JEMBER- Puluhan jurnalis dari berbagai organisasi pers seperti Ikatan Jurnalis Televisi Indonesia (IJTI), Aliansi Jurnalis Independen (AJI), dan Persatuan Wartawan Indonesia (PWI) di Kabupaten Jember menggelar aksi damai menolak RUU Penyiaran yang akan disahkan oleh Badan Legislasi DPR RI, Kamis (16/5/2024).
Mereka juga menyuarakan beberapa keberatan terkait pasal-pasal dalam rancangan UU tersebut, yang dinilai akan membatasi kebebasan pers, terutama jurnalisme investigatif.
Menurut Sutrisno dari PWI Jember, RUU Penyiaran yang sedang dibahas di DPR RI terindikasi ada kepentingan pemerintah untuk memberangus kebebasan pers.
“Kami menolak RUU Penyiaran, terutama adanya larangan investigasi yang dilakukan jurnalis. Investigasi adalah roh sebuah berita, akan aneh jika wartawan dilarang melakukan liputan investigasi,” tegas Sutrisno.
Sementara Imam Nawawi, anggota AJI Jember, turut menyampaikan kekhawatirannya.
Menurutnya, RUU tersebut mengancam kebebasan pers dan juga merugikan kepentingan publik untuk mendapatkan informasi yang berkualitas.
“Draf RUU Penyiaran 2024 berisi pasal-pasal ‘pembredelan’ layaknya masa Orde Baru. Badan Legislasi harus menarik RUU tersebut, banyak pasal ngawur dalam RUU Penyiaran. Kami, jurnalis Jember, dengan tegas menolak,” ujarnya.
Hal serupa diungkapkan oleh Mahfud Sunarji, sekretaris IJTI Tapalkuda. Menurut Mahfud, produk jurnalis sudah diatur dalam UU Pers nomor 40 tahun 1999, termasuk jika ada sengketa pers.

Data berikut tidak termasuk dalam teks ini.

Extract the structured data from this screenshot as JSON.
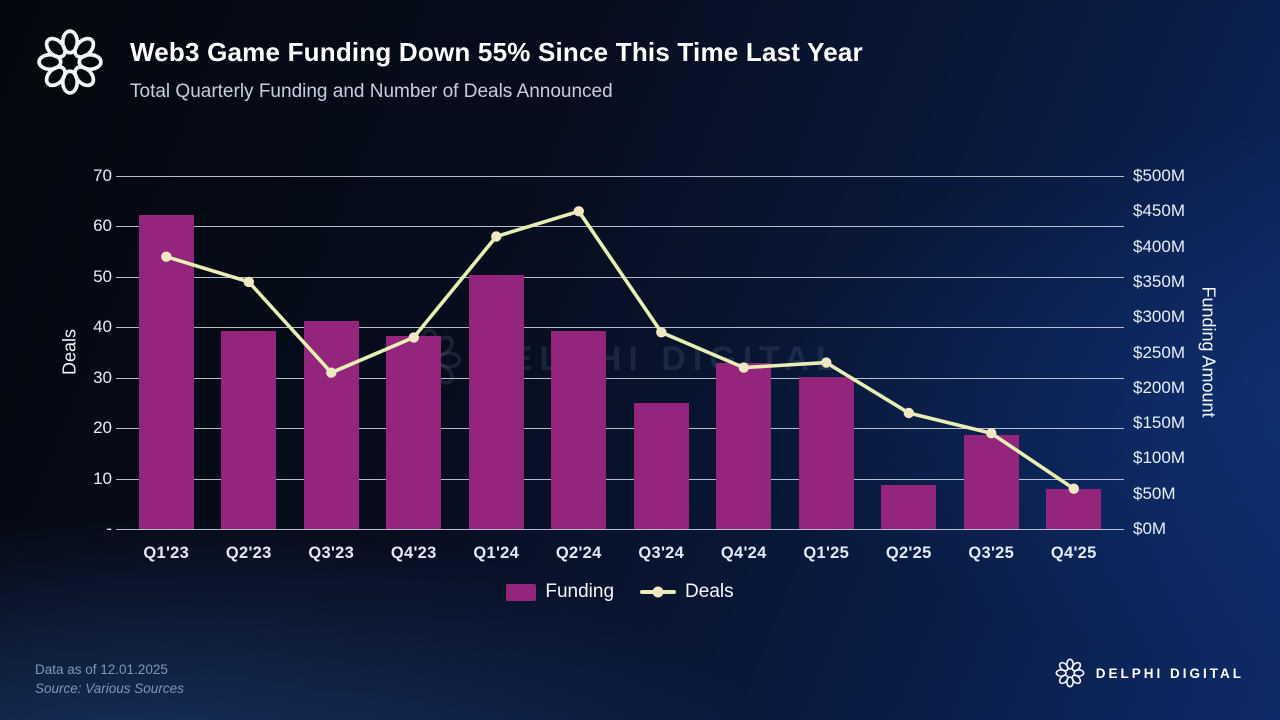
{
  "header": {
    "title": "Web3 Game Funding Down 55% Since This Time Last Year",
    "subtitle": "Total Quarterly Funding and Number of Deals Announced"
  },
  "branding": {
    "name": "DELPHI DIGITAL",
    "logo": "delphi-knot-icon"
  },
  "footer": {
    "data_as_of": "Data as of 12.01.2025",
    "source": "Source: Various Sources"
  },
  "colors": {
    "bar": "#93257c",
    "line": "#e7efb2",
    "marker": "#f1e7c3",
    "gridline": "rgba(225,233,246,0.8)",
    "background_accent": "#0e2a68",
    "title_text": "#ffffff",
    "subtitle_text": "#c5cfdd",
    "tick_text": "#e8eef8",
    "footer_text": "#7f96bb"
  },
  "chart_data": {
    "type": "bar",
    "note": "combo chart: bars = quarterly funding on right axis, line = number of deals on left axis",
    "categories": [
      "Q1'23",
      "Q2'23",
      "Q3'23",
      "Q4'23",
      "Q1'24",
      "Q2'24",
      "Q3'24",
      "Q4'24",
      "Q1'25",
      "Q2'25",
      "Q3'25",
      "Q4'25"
    ],
    "series": [
      {
        "name": "Funding",
        "type": "bar",
        "axis": "right",
        "unit": "$M",
        "values": [
          445,
          280,
          295,
          273,
          360,
          280,
          178,
          235,
          215,
          62,
          133,
          57
        ]
      },
      {
        "name": "Deals",
        "type": "line",
        "axis": "left",
        "unit": "deals",
        "values": [
          54,
          49,
          31,
          38,
          58,
          63,
          39,
          32,
          33,
          23,
          19,
          8
        ]
      }
    ],
    "left_axis": {
      "label": "Deals",
      "min": 0,
      "max": 70,
      "ticks": [
        "70",
        "60",
        "50",
        "40",
        "30",
        "20",
        "10",
        "-"
      ]
    },
    "right_axis": {
      "label": "Funding Amount",
      "min": 0,
      "max": 500,
      "ticks": [
        "$500M",
        "$450M",
        "$400M",
        "$350M",
        "$300M",
        "$250M",
        "$200M",
        "$150M",
        "$100M",
        "$50M",
        "$0M"
      ]
    },
    "grid": "horizontal gridlines at left-axis tick positions",
    "legend_position": "bottom-center"
  }
}
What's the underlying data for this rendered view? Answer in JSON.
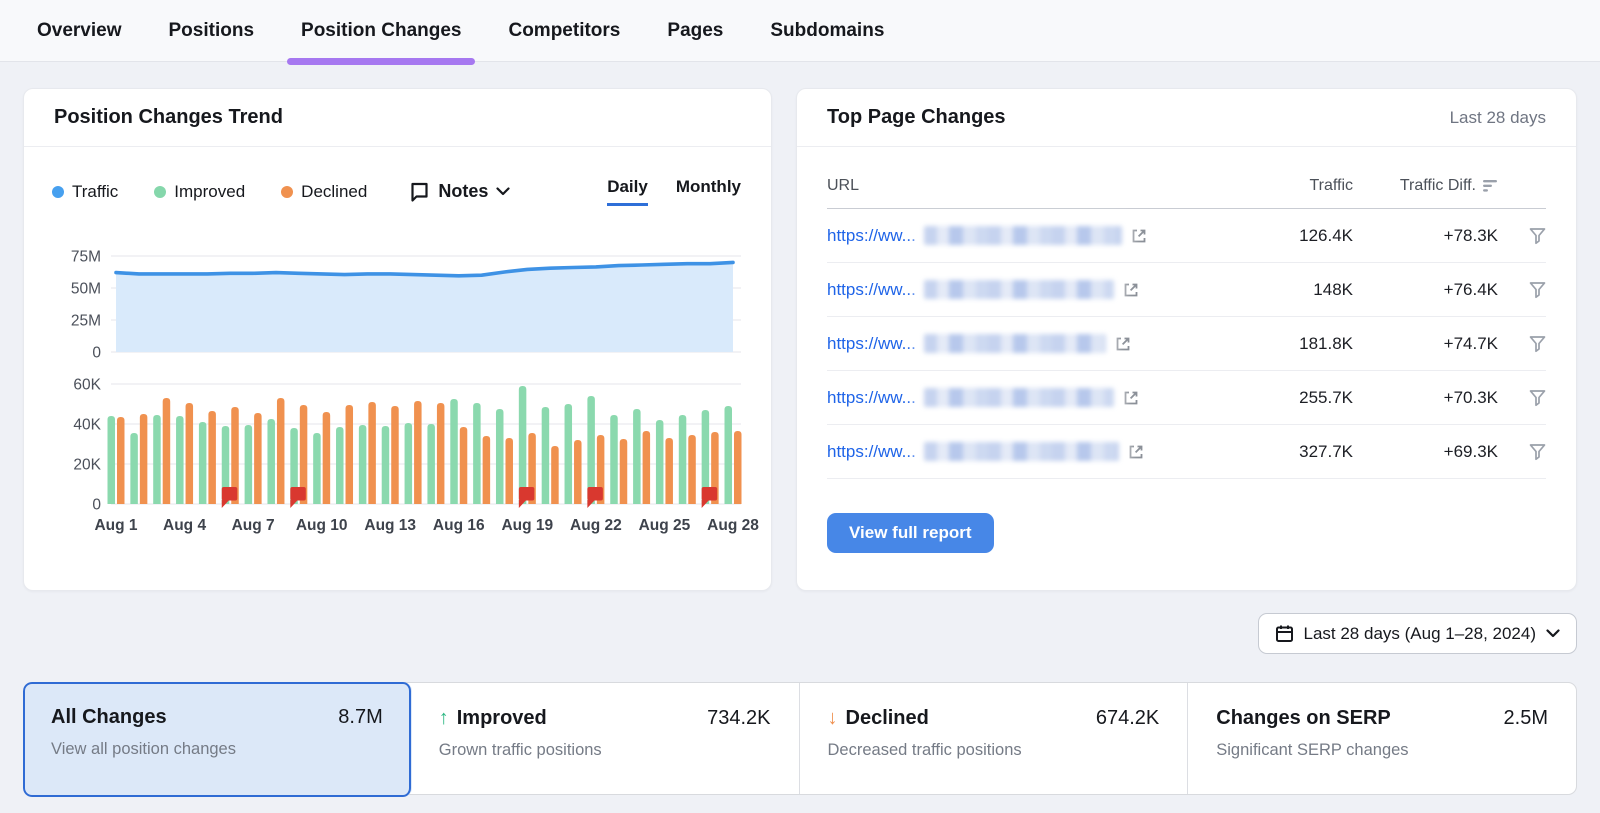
{
  "colors": {
    "accent_purple": "#a678f0",
    "link_blue": "#1f64e8",
    "button_blue": "#4787e7",
    "selected_card_border": "#2f6bd4",
    "selected_card_bg": "#dce8f8",
    "traffic_blue": "#47a0ef",
    "improved_green": "#8bd9ae",
    "declined_orange": "#f0914f",
    "note_red": "#d9382f"
  },
  "nav": {
    "tabs": [
      {
        "label": "Overview",
        "active": false
      },
      {
        "label": "Positions",
        "active": false
      },
      {
        "label": "Position Changes",
        "active": true
      },
      {
        "label": "Competitors",
        "active": false
      },
      {
        "label": "Pages",
        "active": false
      },
      {
        "label": "Subdomains",
        "active": false
      }
    ]
  },
  "trend_card": {
    "title": "Position Changes Trend",
    "legend": [
      {
        "label": "Traffic",
        "color": "#47a0ef"
      },
      {
        "label": "Improved",
        "color": "#85d7ab"
      },
      {
        "label": "Declined",
        "color": "#f0914f"
      }
    ],
    "notes_label": "Notes",
    "granularity": {
      "options": [
        "Daily",
        "Monthly"
      ],
      "selected": "Daily"
    }
  },
  "chart_data": [
    {
      "type": "area",
      "series_name": "Traffic",
      "categories": [
        "Aug 1",
        "Aug 2",
        "Aug 3",
        "Aug 4",
        "Aug 5",
        "Aug 6",
        "Aug 7",
        "Aug 8",
        "Aug 9",
        "Aug 10",
        "Aug 11",
        "Aug 12",
        "Aug 13",
        "Aug 14",
        "Aug 15",
        "Aug 16",
        "Aug 17",
        "Aug 18",
        "Aug 19",
        "Aug 20",
        "Aug 21",
        "Aug 22",
        "Aug 23",
        "Aug 24",
        "Aug 25",
        "Aug 26",
        "Aug 27",
        "Aug 28"
      ],
      "values_millions": [
        62,
        61,
        61,
        61,
        61,
        61.5,
        61.5,
        62,
        61.5,
        61,
        60.5,
        61,
        61,
        60.5,
        60,
        59.5,
        60,
        62.5,
        64.5,
        65.5,
        66,
        66.5,
        67.5,
        68,
        68.5,
        69,
        69,
        70
      ],
      "ylim": [
        0,
        75
      ],
      "yticks": [
        0,
        25,
        50,
        75
      ],
      "ytick_labels": [
        "0",
        "25M",
        "50M",
        "75M"
      ],
      "grid": true,
      "line_color": "#3e92e5",
      "fill_color": "#d9eafb"
    },
    {
      "type": "bar",
      "categories": [
        "Aug 1",
        "Aug 2",
        "Aug 3",
        "Aug 4",
        "Aug 5",
        "Aug 6",
        "Aug 7",
        "Aug 8",
        "Aug 9",
        "Aug 10",
        "Aug 11",
        "Aug 12",
        "Aug 13",
        "Aug 14",
        "Aug 15",
        "Aug 16",
        "Aug 17",
        "Aug 18",
        "Aug 19",
        "Aug 20",
        "Aug 21",
        "Aug 22",
        "Aug 23",
        "Aug 24",
        "Aug 25",
        "Aug 26",
        "Aug 27",
        "Aug 28"
      ],
      "series": [
        {
          "name": "Improved",
          "color": "#8bd9ae",
          "values_thousands": [
            44,
            35.5,
            44.5,
            44,
            41,
            39,
            39.5,
            42.5,
            38,
            35.5,
            38.5,
            39.5,
            39,
            40.5,
            40,
            52.5,
            50.5,
            47.5,
            59,
            48.5,
            50,
            54,
            44.5,
            47.5,
            42,
            44.5,
            47,
            49
          ]
        },
        {
          "name": "Declined",
          "color": "#f0914f",
          "values_thousands": [
            43.5,
            45,
            53,
            50.5,
            46.5,
            48.5,
            45.5,
            53,
            49.5,
            46,
            49.5,
            51,
            49,
            51.5,
            50.5,
            38.5,
            34,
            33,
            35.5,
            29,
            32,
            34.5,
            32.5,
            36.5,
            33,
            34.5,
            36,
            36.5
          ]
        }
      ],
      "ylim": [
        0,
        60
      ],
      "yticks": [
        0,
        20,
        40,
        60
      ],
      "ytick_labels": [
        "0",
        "20K",
        "40K",
        "60K"
      ],
      "x_tick_labels": [
        "Aug 1",
        "Aug 4",
        "Aug 7",
        "Aug 10",
        "Aug 13",
        "Aug 16",
        "Aug 19",
        "Aug 22",
        "Aug 25",
        "Aug 28"
      ],
      "note_markers": [
        "Aug 6",
        "Aug 9",
        "Aug 19",
        "Aug 22",
        "Aug 27"
      ],
      "note_color": "#d9382f",
      "grid": true,
      "legend_position": "top"
    }
  ],
  "top_pages_card": {
    "title": "Top Page Changes",
    "period": "Last 28 days",
    "columns": {
      "url": "URL",
      "traffic": "Traffic",
      "diff": "Traffic Diff."
    },
    "rows": [
      {
        "url_prefix": "https://ww...",
        "traffic": "126.4K",
        "diff": "+78.3K"
      },
      {
        "url_prefix": "https://ww...",
        "traffic": "148K",
        "diff": "+76.4K"
      },
      {
        "url_prefix": "https://ww...",
        "traffic": "181.8K",
        "diff": "+74.7K"
      },
      {
        "url_prefix": "https://ww...",
        "traffic": "255.7K",
        "diff": "+70.3K"
      },
      {
        "url_prefix": "https://ww...",
        "traffic": "327.7K",
        "diff": "+69.3K"
      }
    ],
    "button_label": "View full report"
  },
  "date_selector": {
    "label": "Last 28 days (Aug 1–28, 2024)"
  },
  "summary_cards": [
    {
      "title": "All Changes",
      "value": "8.7M",
      "subtitle": "View all position changes",
      "selected": true,
      "arrow": ""
    },
    {
      "title": "Improved",
      "value": "734.2K",
      "subtitle": "Grown traffic positions",
      "selected": false,
      "arrow": "↑"
    },
    {
      "title": "Declined",
      "value": "674.2K",
      "subtitle": "Decreased traffic positions",
      "selected": false,
      "arrow": "↓"
    },
    {
      "title": "Changes on SERP",
      "value": "2.5M",
      "subtitle": "Significant SERP changes",
      "selected": false,
      "arrow": ""
    }
  ]
}
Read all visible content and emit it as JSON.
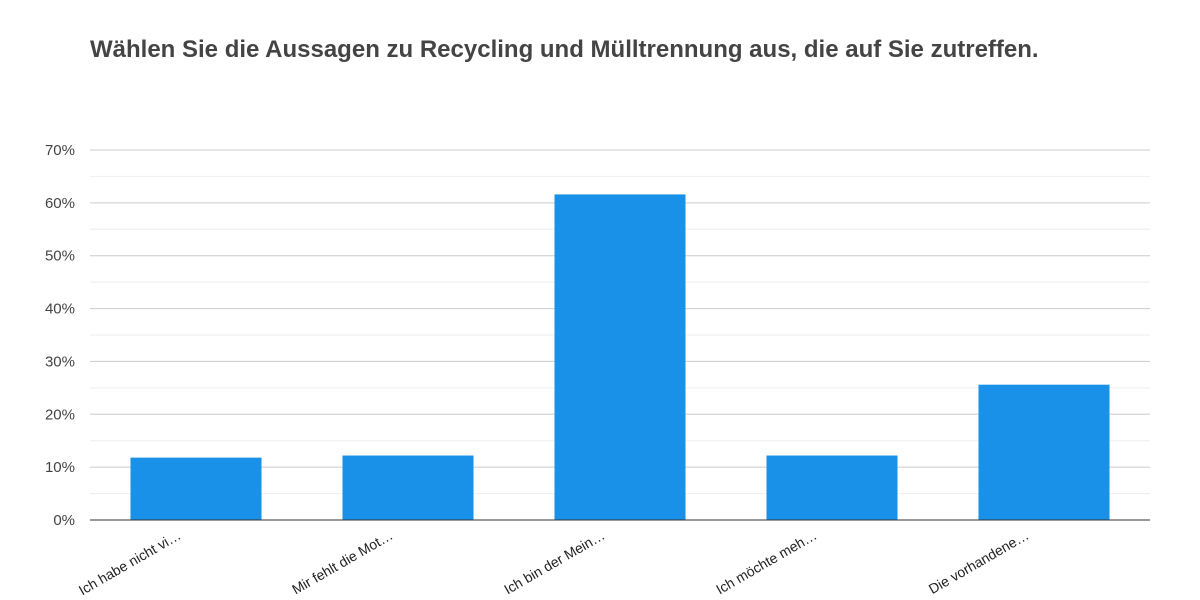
{
  "chart_data": {
    "type": "bar",
    "title": "Wählen Sie die Aussagen zu Recycling und Mülltrennung aus, die auf Sie zutreffen.",
    "xlabel": "",
    "ylabel": "",
    "categories": [
      "Ich habe nicht vi…",
      "Mir fehlt die Mot…",
      "Ich bin der Mein…",
      "Ich möchte meh…",
      "Die vorhandene…"
    ],
    "values": [
      11.8,
      12.2,
      61.6,
      12.2,
      25.6
    ],
    "ylim": [
      0,
      70
    ],
    "yticks": [
      0,
      10,
      20,
      30,
      40,
      50,
      60,
      70
    ],
    "ytick_labels": [
      "0%",
      "10%",
      "20%",
      "30%",
      "40%",
      "50%",
      "60%",
      "70%"
    ],
    "grid": true,
    "legend": "none",
    "colors": {
      "bar": "#1a91e8",
      "grid_major": "#cccccc",
      "grid_minor": "#eeeeee",
      "axis": "#333333"
    }
  }
}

“Dalam RUU Penyiaran, sengketa jurnalis diatur oleh KPI. Ini akan menjadi tumpang tindih dalam penyelesaiannya. Penyiaran diatur oleh KPI dan sengketa jurnalistik diurusi oleh KPI? Benar-benar ‘amburadul’ dan ‘super ngawur’. Penyiaran bagian dari kegiatan jurnalistik. Jadi harus diatur oleh Dewan Pers,” jelas Mahfud.
Mahfud mendesak agar RUU Penyiaran yang diinisiasi oleh Komisi I DPR RI dihentikan.
“Jurnalis di Indonesia akan terus menyuarakan penolakan RUU Penyiaran ini, dan akan terus mengawal. Jangan sampai RUU tersebut lolos disahkan oleh DPR RI,” tandasnya.
Aksi ini tidak hanya diisi dengan orasi, tetapi juga dengan aksi simbolis. Para jurnalis melakukan aksi jalan mundur mengelilingi bundaran DPRD Jember.
Aksi ini dimaksudkan sebagai bentuk protes terhadap mundurnya demokrasi, terutama kebebasan pers.